Lorsque le Président de la République convoque le Sénat pour juger un attentat contre la sûreté de l'Etat, le décret peut être rendu jusqu'à l'arrêt de renvoi devant la Cour d'assises, rendu par la Chambre des mises en accusation de la Cour d'appel; aucun délai n'est fixé par la loi constitutionnelle pour l'accusation portée par la Chambre; cependant la délibération unilatérale d'une Chambre, n'ayant pas force de loi, ne pourrait déposséder une juridiction régulièrement saisie en vertu du Code d'instruction criminelle, et après l'arrêt de renvoi, la Cour d'assises serait seule compétente.

292. II. Attribution du Sénat. Le Sénat peut être constitué en Haute-Cour de justice.

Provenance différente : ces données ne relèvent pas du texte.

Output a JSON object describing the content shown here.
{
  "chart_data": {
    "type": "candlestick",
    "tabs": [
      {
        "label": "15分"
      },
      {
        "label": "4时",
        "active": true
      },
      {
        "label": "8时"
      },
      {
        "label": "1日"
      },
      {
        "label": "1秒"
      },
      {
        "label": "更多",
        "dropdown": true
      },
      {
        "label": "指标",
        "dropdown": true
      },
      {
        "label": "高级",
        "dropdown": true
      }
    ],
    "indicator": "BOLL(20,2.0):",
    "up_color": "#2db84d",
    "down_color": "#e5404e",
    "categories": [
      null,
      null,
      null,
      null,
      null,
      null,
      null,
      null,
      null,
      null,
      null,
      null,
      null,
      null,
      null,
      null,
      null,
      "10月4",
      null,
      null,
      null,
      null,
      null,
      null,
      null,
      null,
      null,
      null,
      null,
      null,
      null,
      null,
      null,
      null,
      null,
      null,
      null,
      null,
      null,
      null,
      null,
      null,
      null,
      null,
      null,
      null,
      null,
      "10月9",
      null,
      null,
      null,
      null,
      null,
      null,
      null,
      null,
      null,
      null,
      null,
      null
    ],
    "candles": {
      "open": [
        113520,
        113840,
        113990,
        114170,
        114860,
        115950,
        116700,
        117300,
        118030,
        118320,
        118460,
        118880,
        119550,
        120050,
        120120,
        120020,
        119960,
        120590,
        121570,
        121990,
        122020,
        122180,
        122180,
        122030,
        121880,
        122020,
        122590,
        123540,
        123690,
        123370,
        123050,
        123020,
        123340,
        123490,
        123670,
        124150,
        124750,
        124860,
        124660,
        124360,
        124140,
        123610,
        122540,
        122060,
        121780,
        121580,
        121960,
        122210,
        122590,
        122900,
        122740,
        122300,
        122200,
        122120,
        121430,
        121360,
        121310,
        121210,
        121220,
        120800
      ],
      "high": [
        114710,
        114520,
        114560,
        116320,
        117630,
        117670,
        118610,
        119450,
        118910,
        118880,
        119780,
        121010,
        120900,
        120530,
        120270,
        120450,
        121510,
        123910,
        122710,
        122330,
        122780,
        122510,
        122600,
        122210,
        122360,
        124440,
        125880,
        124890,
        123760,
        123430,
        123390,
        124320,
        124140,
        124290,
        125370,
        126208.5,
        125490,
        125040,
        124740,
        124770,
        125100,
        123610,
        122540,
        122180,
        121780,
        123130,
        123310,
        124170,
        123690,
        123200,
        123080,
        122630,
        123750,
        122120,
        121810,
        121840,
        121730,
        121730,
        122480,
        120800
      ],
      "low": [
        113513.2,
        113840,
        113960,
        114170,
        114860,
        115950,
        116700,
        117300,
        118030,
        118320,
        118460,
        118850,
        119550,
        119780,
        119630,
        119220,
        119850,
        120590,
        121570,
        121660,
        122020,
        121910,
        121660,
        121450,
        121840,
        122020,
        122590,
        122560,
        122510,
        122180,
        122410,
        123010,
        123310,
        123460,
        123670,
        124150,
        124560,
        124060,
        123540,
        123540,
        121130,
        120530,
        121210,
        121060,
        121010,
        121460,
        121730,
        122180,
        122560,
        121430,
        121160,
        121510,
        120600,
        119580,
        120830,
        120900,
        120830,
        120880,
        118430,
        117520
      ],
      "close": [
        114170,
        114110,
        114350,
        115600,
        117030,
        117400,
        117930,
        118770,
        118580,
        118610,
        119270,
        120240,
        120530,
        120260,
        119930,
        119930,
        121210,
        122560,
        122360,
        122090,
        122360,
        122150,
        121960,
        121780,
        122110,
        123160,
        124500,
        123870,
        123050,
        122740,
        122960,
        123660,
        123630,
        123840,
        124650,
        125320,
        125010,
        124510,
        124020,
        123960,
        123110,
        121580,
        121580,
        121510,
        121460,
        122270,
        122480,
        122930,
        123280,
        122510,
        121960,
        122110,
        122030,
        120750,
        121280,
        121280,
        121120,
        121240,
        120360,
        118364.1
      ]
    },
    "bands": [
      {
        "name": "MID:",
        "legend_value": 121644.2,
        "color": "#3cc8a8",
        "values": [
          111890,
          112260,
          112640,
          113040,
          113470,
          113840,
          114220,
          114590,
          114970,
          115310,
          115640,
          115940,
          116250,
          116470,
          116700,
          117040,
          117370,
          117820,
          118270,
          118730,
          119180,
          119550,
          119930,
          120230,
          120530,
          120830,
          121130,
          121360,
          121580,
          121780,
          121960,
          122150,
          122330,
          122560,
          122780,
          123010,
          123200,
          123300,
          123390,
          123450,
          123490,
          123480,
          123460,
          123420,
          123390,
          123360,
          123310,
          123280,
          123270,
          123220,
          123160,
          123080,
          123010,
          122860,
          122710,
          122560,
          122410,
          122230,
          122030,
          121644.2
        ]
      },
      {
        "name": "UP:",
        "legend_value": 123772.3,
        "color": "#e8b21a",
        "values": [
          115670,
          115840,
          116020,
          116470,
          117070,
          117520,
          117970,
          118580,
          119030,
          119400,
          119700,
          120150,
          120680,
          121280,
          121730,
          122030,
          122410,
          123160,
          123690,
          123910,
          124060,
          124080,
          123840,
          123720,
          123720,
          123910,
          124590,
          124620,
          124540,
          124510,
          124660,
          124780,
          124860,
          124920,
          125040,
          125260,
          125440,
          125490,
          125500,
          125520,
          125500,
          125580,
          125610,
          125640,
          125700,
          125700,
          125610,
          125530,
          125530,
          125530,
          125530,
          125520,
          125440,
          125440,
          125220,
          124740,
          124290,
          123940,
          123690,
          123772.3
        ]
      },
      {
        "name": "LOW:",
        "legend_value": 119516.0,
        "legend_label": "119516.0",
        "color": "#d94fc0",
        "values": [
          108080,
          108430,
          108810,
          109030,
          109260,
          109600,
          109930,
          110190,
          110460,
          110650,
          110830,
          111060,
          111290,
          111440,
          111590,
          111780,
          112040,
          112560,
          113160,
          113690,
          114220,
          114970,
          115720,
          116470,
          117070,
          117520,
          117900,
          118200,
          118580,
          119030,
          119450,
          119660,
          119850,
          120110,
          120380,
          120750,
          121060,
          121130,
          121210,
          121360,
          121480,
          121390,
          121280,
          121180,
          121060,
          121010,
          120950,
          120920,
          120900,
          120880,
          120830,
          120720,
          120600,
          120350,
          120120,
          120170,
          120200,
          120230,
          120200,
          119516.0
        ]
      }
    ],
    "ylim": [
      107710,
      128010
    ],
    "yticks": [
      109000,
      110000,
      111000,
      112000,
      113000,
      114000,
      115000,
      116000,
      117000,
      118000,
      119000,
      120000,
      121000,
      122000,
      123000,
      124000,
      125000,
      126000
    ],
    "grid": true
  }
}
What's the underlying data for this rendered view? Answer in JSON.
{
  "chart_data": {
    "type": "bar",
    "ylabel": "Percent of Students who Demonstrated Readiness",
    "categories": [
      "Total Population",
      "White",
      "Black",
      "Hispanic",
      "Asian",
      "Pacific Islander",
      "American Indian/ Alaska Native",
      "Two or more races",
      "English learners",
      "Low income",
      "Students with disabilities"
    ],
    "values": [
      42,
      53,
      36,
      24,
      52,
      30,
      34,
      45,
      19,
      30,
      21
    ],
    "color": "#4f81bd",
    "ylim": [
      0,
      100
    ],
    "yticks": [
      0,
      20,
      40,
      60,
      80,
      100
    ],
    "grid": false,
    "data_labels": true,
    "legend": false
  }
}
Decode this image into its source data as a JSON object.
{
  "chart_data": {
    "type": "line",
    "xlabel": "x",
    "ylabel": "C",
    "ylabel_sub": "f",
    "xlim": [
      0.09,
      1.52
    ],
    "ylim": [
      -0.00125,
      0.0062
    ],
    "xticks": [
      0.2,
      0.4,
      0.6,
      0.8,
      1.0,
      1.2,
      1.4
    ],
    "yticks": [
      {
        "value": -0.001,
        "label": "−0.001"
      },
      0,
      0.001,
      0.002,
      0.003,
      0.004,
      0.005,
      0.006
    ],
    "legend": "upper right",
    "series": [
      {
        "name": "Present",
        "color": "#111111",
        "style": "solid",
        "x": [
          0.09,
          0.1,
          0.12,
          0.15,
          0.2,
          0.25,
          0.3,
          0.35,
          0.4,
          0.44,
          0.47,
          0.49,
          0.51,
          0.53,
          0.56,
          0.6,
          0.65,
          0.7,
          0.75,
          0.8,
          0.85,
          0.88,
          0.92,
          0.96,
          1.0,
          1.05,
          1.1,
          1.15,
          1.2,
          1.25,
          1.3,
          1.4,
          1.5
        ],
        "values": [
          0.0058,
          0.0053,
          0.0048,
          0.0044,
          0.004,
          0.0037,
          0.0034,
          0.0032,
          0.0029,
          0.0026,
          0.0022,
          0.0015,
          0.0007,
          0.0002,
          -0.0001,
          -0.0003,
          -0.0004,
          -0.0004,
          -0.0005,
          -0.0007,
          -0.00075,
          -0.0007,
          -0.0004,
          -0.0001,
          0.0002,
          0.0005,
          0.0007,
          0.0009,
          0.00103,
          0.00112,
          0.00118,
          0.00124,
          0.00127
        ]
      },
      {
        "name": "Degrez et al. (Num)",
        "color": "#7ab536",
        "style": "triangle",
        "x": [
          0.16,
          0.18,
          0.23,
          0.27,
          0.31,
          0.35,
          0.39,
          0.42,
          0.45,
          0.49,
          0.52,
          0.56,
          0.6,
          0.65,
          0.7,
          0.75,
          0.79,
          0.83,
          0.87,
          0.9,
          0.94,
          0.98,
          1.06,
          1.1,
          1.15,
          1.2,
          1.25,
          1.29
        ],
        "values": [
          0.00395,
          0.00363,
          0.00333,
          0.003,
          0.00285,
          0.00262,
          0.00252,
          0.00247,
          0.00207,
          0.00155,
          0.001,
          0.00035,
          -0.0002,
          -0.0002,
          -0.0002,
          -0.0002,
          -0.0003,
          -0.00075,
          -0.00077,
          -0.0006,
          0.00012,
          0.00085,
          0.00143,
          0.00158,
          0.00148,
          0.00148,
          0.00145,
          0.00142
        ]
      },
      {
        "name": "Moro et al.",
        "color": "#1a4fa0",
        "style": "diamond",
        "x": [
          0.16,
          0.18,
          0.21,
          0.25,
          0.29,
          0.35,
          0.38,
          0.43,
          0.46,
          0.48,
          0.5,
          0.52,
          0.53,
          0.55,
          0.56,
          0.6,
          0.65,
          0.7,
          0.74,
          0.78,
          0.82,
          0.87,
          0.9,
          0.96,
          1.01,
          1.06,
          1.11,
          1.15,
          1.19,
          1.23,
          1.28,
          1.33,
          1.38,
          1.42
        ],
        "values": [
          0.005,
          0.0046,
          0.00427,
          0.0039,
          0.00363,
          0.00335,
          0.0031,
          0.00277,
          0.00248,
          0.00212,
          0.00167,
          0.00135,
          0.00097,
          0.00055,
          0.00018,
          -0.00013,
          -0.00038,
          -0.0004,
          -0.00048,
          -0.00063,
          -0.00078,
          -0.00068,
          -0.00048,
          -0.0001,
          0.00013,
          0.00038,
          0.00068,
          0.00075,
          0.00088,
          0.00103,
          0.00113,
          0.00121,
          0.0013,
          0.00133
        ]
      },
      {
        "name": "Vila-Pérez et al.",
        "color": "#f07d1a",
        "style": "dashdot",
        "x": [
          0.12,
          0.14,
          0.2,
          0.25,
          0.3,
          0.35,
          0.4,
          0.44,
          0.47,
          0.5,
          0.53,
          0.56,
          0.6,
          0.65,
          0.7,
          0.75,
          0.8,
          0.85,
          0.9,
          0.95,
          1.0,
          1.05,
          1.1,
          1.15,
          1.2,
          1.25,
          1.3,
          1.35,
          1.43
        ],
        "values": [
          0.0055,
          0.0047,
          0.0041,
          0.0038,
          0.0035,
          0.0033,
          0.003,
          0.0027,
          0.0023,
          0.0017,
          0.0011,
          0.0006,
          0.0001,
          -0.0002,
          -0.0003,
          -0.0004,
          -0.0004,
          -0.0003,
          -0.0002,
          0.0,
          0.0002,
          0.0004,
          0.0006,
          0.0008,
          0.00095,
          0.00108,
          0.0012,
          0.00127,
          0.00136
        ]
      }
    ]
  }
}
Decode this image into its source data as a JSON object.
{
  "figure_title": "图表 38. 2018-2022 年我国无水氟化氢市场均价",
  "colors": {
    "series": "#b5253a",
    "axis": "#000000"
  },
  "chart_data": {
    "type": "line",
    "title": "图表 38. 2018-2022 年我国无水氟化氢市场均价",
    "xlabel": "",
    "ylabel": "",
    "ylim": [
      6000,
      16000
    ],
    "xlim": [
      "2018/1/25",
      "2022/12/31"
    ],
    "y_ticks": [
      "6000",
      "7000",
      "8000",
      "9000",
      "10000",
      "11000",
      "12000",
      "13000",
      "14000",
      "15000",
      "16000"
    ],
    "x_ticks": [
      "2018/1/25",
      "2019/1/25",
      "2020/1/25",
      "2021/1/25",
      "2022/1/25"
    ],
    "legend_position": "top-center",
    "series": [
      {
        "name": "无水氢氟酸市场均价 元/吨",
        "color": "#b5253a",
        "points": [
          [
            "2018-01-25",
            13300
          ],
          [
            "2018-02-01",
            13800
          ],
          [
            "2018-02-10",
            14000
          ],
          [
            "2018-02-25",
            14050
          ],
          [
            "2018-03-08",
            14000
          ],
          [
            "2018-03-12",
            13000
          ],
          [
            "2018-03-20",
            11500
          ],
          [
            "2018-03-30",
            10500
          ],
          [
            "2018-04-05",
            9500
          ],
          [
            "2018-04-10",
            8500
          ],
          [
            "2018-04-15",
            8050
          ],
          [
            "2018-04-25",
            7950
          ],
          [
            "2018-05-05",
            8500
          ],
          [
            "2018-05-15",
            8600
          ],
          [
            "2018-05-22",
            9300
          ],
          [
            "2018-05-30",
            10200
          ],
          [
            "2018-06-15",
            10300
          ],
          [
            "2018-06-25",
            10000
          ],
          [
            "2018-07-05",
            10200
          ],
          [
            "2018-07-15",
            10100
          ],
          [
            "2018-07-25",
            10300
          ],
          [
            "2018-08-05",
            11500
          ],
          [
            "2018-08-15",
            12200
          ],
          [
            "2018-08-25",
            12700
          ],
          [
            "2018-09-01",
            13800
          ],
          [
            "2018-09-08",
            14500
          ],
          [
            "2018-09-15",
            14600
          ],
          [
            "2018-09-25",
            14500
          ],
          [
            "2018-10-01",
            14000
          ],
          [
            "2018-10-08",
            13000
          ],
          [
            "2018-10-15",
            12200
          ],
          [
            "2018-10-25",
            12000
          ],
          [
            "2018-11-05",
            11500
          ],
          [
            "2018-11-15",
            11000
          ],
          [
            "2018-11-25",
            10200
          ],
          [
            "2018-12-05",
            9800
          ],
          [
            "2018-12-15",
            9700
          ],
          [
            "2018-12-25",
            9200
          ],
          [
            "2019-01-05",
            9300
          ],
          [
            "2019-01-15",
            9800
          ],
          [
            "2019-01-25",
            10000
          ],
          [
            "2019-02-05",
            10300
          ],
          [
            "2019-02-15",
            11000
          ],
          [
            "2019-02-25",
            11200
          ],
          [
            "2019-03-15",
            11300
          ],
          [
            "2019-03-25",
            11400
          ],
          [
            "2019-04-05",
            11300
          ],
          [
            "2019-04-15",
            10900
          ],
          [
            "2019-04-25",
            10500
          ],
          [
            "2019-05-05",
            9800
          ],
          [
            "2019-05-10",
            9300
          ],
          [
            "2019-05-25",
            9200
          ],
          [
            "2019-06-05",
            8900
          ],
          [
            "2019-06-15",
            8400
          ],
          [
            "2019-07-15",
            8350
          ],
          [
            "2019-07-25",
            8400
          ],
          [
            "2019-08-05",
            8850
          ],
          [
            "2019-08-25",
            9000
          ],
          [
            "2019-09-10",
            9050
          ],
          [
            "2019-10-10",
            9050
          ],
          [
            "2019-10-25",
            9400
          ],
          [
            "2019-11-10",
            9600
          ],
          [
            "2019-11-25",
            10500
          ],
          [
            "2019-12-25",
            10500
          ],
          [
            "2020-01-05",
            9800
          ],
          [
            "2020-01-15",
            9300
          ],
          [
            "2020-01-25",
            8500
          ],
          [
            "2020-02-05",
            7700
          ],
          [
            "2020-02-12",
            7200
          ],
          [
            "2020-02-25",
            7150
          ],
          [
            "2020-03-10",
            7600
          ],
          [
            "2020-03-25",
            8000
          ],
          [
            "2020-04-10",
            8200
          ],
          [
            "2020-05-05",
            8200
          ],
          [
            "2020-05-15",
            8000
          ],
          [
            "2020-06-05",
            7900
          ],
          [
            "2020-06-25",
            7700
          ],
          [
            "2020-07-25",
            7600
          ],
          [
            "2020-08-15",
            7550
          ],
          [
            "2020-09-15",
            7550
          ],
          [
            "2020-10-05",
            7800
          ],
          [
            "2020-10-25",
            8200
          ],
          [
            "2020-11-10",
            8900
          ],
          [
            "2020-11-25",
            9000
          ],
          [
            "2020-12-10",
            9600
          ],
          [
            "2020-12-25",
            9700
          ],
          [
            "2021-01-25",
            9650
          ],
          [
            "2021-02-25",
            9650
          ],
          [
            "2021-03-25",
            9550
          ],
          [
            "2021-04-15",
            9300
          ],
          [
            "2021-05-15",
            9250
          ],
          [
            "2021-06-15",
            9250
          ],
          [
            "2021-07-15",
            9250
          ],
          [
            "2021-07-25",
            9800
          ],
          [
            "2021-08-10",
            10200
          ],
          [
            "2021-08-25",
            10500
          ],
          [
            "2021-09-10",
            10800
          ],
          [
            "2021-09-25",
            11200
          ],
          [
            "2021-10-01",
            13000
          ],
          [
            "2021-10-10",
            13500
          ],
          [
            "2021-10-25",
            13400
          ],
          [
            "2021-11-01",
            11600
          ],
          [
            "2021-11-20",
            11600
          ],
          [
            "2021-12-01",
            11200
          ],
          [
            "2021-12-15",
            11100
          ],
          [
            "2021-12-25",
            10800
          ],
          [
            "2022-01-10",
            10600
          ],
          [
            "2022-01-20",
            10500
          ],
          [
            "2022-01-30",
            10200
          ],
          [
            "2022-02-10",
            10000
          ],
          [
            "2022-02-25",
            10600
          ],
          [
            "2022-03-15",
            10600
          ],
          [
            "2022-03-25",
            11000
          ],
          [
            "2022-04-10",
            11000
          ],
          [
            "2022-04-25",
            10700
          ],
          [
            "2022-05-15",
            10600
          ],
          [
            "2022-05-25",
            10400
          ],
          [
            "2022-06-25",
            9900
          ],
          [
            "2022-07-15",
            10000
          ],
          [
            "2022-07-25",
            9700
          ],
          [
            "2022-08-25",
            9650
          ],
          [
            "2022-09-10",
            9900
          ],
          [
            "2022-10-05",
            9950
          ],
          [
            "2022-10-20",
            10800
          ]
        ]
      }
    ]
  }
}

Cette Haute-Cour est compétente :

1o Pour juger le Président de la République, inculpé de haute trahison, sur l'accusation de la Chambre des Députés ;

2o Pour juger les ministres pour crimes commis dans l'exercice de leurs fonctions, sur l'accusation de la même Chambre;

3° Pour juger toute personne qui lui est déférée par le Président de la République pour attentat à la sûreté de l'Etat. « Le Sénat peut être constitué en Cour de justice par un décret du Président de la République, rendu en Conseil des ministres, pour juger toute personne prévenue d'allental commis contre la sûreté de l'Etat ». (L. 16 juillet 1875, art. 12, al. 3). Le droit.